Untergebracht meist in den billigsten Miniabsteigen, waren wir bergsteigen in Tirol, im Waldviertel wurde ein kleiner Hahn adoptiert, in Kroatien sind wir um vier Uhr aufgestanden und haben uns ganz oben am Berg der Insel den Sonnenaufgang angesehen. Es gab Abenteuer wie Tornados und Autofahrten, die 23 Stunden gedauert haben. Alles in allem hatten wir wirklich Glück mit uns und mit dem Erlebten.

Wieder daheim, knickte ich ein, denn es war einfach affenartig anstrengend. Viel war allein zu organisieren, immer Reiseleiterin und Fahrerin sein zu müssen, Nahrung zu besorgen, zu unterhalten, Ruhe zu verbreiten in Ausnahmezuständen. Und man musste gegen den Bildschirm konkurrieren. Immer. Diese Generation hat gelernt, sich ihre Tagesgestaltung, vor allem dann über die Pandemiezeiten hinweg, intensiv über Youtube oder Discord organisieren zu lassen. Aber ein Brettspiel, ein Kartenspiel, Heidelbeeren pflücken gehen oder aber auch einfach losbummeln und schauen, was der Tag so bringt, das ging kaum.

Plötzlich Erholung

Dieses Jahr jedoch war etwas anders, und zwar sehr. Die Kinder waren zunächst im Camp, glücklichst, und dann mit ihrem Vater weg. Danach Kroatien mit mir. Ich bin derweil für ein Magazin allein in ein Luxusresort gefahren. Dann wieder ein paar Ausflüge mit den Kindern.

Ich musste nichts mehr packen. Elf und fünfzehn Jahre alt, nahmen sich die Kinder die Koffer, taten hinein, was sie meinten, was sein musste. Kajak wurde mitgenommen und Taucherbrillen. Sonnenöl. Ich musste nichts mehr sagen.

Sie sind mit Freunden ins Schwimmbad gefahren oder sogar mit dem Zug an einen See. Ich habe daheim gearbeitet, sehr effizient, weil ganz allein, ohne Ansprüche von außen an mich. Am Abend haben die Kinder ganz von selbst wieder heimgefunden.

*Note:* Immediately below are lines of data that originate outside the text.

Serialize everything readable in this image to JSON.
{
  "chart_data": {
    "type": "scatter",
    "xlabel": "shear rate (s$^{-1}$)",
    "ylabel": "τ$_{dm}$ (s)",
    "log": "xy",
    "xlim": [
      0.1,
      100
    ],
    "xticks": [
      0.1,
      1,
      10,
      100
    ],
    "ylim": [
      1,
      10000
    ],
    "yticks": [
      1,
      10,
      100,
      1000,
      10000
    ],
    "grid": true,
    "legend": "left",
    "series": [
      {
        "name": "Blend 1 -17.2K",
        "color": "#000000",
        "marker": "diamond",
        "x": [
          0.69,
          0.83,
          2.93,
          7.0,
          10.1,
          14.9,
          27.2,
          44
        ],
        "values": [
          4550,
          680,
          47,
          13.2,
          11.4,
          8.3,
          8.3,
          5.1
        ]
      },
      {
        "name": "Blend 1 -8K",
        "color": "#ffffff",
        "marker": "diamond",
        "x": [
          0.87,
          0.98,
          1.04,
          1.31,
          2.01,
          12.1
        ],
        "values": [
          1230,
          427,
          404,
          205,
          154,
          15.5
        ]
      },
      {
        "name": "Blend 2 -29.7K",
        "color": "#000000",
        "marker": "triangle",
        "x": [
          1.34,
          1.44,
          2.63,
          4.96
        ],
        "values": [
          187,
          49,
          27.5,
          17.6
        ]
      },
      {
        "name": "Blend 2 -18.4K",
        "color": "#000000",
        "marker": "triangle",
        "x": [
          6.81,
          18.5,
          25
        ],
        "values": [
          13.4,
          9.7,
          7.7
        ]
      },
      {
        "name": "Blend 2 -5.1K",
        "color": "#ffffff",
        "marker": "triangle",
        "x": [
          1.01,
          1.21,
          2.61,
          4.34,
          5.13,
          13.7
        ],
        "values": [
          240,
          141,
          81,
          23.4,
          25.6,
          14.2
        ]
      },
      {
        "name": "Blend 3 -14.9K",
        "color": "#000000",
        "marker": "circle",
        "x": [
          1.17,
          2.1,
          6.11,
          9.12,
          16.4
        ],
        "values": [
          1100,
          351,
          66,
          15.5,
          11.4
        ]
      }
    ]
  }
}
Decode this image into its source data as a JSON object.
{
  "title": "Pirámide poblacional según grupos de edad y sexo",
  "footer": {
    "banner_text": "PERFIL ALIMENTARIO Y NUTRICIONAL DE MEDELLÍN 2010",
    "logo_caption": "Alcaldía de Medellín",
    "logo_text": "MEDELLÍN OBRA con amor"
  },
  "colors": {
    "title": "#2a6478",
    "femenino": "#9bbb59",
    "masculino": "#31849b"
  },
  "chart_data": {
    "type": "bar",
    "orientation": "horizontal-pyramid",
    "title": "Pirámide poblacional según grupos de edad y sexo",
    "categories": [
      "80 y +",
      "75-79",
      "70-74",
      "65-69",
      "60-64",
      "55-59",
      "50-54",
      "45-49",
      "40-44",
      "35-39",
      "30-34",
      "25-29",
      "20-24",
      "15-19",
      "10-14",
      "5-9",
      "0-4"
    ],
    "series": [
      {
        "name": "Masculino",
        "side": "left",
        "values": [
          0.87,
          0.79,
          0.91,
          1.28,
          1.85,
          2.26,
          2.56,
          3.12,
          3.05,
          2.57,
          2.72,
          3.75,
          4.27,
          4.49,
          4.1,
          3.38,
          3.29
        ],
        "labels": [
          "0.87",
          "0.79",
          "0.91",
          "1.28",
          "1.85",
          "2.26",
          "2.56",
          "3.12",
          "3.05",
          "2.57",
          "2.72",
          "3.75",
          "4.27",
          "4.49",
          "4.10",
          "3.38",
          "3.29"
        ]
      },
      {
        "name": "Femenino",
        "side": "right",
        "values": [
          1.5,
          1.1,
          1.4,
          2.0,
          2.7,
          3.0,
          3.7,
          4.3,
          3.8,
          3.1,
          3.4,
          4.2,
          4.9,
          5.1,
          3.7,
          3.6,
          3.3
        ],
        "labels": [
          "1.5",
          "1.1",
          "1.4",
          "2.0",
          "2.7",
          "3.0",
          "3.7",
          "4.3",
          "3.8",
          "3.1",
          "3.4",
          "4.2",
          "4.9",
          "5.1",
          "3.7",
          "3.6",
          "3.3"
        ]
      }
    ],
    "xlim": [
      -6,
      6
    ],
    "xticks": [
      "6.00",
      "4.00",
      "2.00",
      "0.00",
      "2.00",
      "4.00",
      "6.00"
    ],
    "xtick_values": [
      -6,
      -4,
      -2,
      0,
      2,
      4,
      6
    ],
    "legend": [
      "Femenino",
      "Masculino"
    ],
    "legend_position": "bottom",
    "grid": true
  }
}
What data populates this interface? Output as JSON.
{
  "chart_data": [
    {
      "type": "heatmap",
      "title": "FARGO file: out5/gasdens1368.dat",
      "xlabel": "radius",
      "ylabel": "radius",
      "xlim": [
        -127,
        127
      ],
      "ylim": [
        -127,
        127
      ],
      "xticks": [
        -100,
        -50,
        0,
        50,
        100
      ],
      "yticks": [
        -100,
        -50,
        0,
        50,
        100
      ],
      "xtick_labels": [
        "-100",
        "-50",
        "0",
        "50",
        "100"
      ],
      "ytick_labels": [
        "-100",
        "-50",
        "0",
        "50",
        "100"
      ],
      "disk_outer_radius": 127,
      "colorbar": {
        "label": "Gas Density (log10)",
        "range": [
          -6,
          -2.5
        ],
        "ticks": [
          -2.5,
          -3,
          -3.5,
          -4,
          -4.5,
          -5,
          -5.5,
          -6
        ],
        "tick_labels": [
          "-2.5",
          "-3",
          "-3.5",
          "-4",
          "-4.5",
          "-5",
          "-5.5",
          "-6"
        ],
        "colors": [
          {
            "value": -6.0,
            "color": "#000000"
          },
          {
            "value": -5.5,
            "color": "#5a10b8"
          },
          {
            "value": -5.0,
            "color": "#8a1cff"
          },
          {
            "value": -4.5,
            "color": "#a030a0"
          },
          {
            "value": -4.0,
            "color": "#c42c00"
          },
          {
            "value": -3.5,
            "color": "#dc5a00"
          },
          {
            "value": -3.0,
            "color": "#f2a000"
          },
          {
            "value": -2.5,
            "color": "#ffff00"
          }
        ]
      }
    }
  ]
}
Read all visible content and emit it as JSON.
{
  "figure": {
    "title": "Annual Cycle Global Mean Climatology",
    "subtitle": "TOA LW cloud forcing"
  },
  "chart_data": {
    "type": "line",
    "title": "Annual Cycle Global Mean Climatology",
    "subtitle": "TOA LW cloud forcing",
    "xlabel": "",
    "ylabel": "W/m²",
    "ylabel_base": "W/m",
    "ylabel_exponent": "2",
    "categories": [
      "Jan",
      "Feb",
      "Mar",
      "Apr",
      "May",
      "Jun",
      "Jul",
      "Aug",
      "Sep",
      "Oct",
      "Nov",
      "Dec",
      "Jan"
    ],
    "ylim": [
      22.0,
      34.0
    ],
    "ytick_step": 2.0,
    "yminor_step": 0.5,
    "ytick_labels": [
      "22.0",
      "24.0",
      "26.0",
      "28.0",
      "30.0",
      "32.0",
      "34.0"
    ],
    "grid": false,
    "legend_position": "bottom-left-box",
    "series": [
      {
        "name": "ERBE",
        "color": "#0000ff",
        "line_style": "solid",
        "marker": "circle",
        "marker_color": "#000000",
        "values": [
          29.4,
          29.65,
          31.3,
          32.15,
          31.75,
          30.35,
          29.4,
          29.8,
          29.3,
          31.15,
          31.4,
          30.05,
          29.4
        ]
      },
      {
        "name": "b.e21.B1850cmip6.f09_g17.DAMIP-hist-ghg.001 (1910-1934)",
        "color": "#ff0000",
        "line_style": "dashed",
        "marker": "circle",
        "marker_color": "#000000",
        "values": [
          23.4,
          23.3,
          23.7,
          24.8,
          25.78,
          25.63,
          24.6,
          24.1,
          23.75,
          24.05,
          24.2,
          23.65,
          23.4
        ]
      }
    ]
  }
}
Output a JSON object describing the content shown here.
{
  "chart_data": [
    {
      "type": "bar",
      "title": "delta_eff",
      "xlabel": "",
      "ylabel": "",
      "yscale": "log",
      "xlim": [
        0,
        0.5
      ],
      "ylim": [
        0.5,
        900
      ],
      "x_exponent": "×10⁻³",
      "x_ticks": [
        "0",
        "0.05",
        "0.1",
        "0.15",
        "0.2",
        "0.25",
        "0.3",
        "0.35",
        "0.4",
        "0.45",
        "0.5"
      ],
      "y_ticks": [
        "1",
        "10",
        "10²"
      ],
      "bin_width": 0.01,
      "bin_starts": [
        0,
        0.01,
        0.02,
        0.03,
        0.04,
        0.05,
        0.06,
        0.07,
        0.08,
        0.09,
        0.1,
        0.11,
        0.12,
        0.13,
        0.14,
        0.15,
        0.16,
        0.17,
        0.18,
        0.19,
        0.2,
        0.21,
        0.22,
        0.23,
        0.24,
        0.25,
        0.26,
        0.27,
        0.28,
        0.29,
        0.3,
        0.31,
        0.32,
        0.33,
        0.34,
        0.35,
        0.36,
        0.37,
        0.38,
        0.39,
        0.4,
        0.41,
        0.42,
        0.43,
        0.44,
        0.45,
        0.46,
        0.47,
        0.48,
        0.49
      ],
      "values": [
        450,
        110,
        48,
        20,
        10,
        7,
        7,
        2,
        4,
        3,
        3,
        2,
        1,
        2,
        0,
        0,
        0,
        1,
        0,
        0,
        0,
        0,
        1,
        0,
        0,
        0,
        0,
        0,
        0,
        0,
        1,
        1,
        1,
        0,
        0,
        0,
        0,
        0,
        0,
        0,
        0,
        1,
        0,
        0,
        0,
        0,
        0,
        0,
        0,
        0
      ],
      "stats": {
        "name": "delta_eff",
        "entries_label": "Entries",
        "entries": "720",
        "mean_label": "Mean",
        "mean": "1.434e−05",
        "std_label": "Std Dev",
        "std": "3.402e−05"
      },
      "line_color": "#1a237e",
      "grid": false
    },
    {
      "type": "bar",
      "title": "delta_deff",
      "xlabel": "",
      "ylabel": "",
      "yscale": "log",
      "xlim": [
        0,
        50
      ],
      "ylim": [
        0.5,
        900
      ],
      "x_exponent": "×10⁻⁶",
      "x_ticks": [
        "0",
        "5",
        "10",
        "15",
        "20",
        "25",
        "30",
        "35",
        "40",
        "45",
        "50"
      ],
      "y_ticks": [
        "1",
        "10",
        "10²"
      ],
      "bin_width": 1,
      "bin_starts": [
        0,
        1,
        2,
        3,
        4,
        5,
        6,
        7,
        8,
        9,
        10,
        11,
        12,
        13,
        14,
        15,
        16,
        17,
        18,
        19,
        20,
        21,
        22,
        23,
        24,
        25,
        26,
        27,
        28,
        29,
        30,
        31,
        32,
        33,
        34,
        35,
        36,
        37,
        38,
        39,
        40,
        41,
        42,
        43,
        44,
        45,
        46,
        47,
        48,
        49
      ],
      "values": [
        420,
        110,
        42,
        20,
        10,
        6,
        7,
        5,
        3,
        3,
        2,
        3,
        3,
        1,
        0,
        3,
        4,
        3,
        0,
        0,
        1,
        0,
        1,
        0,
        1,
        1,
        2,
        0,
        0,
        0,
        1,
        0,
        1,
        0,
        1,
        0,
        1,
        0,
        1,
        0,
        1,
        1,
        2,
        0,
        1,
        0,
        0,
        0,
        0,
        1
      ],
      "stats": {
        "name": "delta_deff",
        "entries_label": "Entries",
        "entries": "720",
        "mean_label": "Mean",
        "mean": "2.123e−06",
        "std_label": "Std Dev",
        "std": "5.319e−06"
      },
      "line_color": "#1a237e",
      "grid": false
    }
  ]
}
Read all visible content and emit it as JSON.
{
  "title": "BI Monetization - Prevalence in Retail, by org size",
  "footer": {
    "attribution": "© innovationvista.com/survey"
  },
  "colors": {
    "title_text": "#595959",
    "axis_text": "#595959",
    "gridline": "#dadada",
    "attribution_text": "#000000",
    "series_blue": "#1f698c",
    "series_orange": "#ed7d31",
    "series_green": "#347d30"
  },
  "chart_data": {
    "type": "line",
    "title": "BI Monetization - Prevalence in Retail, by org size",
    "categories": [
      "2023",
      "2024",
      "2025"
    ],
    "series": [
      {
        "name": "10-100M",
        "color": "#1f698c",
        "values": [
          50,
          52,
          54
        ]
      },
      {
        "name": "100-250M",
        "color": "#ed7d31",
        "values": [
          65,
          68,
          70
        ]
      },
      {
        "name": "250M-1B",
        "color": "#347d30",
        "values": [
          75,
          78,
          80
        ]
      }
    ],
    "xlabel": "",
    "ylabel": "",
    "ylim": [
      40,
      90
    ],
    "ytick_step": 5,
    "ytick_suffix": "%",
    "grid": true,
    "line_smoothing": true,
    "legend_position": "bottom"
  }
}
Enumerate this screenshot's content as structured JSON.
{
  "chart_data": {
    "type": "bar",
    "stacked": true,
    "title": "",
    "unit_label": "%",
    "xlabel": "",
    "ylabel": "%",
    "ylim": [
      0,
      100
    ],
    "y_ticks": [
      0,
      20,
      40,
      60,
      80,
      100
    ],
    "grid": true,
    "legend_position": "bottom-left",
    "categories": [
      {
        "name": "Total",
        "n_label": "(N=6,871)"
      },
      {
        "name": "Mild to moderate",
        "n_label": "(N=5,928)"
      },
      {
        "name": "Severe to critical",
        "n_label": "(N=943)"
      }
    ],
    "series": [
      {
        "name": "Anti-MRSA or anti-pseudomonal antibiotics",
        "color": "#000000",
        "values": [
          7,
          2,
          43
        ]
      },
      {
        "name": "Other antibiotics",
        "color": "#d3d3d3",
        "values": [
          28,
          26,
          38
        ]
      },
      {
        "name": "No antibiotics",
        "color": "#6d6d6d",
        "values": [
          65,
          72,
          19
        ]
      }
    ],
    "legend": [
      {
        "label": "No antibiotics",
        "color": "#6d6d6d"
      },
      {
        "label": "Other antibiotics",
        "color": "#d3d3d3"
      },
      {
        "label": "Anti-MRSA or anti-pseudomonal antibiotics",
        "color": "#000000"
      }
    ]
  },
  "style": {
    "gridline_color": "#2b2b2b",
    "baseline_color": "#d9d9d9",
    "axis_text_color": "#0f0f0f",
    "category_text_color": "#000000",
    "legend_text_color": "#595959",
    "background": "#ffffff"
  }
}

Und somit komme ich zu dem großen Geheimnis, das ich hiermit lüften kann: Ein Urlaub mit Kindern ist fantastisch. Nichts schöner, als wenn Kindern irgendwas taugt und man ist dabei. Ein Urlaub mit Kindern ist wichtig. Ferienzeit mit Kindern wird für die Erwachsenen erholsam, wenn sie keine Kinder mehr sind. Dann sind sie Personen, mit denen man einfach gerne Zeit verbringt. Man braucht halt genau die 14 Jahre, um das zu erkennen. Ich zumindest.